Well, Justin and tertullian aren't in a position here to be writing canons. They are merely illuminating the practices extant in their own day.

All this stuff that the modernists like to point to to justify communion inn the hand is all well and good. But it is largely a smoke screen for a totally different agenda than was on the minds of the ancients. The ancient Church often allowed , or even stipulated, receiving in the hand, it was, as Justin Martyr's excerpt makes clear, primarily motivated in bringing the Sacred Species home to the sick, or, in times of persecution (still raging in both his and Tertullian's time), to people who could not sneak away to the liturgy, or were too impeded by fear.

No such motivations exist in the Western Church today (yet), and an appeal to the older practice was disingenuously made by proponents 30-40 years ago. By modern times, a "tradition of reverence" had long since established itself in the West, whereby the "reverent" consumption of the Host was diectly on the tongue. The sudden push for an appeal to an older form was, in conjunction with many other things calculated to reduce the belief in the Real Presence, simply a shock mechanism designed to diminish the Eucharist.

Communion in the hand, standing to receive (in the West; in the East, this has always been done, with a different sense for what constitutes reverence), incessant references to Communion as a "meal" (again, misusing an ancient sensibility with different implications today) conducted at a "table of the Lord" rather than an "altar of sacrifice," and a host of other diminishing agents to the Western concepts of the Real Presence, all run hand-in-hand.

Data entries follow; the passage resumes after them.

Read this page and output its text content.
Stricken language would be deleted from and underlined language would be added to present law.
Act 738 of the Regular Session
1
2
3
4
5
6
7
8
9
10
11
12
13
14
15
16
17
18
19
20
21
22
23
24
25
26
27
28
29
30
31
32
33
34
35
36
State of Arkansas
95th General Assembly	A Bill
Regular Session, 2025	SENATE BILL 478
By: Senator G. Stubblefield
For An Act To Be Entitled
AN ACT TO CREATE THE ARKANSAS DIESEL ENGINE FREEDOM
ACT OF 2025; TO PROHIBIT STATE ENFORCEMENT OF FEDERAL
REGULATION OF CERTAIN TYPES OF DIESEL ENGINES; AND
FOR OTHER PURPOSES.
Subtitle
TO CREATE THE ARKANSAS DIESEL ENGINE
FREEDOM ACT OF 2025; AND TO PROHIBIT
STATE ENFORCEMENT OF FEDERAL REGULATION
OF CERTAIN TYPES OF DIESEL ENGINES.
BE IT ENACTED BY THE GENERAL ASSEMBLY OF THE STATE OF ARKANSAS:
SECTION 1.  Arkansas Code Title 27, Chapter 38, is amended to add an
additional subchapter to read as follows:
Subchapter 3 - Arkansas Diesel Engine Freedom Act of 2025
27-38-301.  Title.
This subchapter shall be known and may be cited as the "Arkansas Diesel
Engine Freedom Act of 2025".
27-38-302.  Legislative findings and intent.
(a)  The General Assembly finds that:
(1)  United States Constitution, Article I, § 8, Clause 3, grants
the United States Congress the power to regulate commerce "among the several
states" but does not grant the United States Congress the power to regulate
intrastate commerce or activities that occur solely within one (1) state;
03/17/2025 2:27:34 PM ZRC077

The saddest things is, after thirty+ years of this, that the majority of the bishops seem clueless when asked "what happened" to Catholic belief in the Real Presence! Reading poll after poll indicating that only 30% (!!) of Catholics believe in transubstantiation should provoke an honest, introspective investigation by the bishops of the underlying poor catechesis and minimalist liturgical example leading to this statistic. It *should*, but it evidently *hasn't*. Please, God, may the synod currently underway bear fruit in this regard, if not by the bishops' own initiative, then by Benedict XVI's own direct intervention.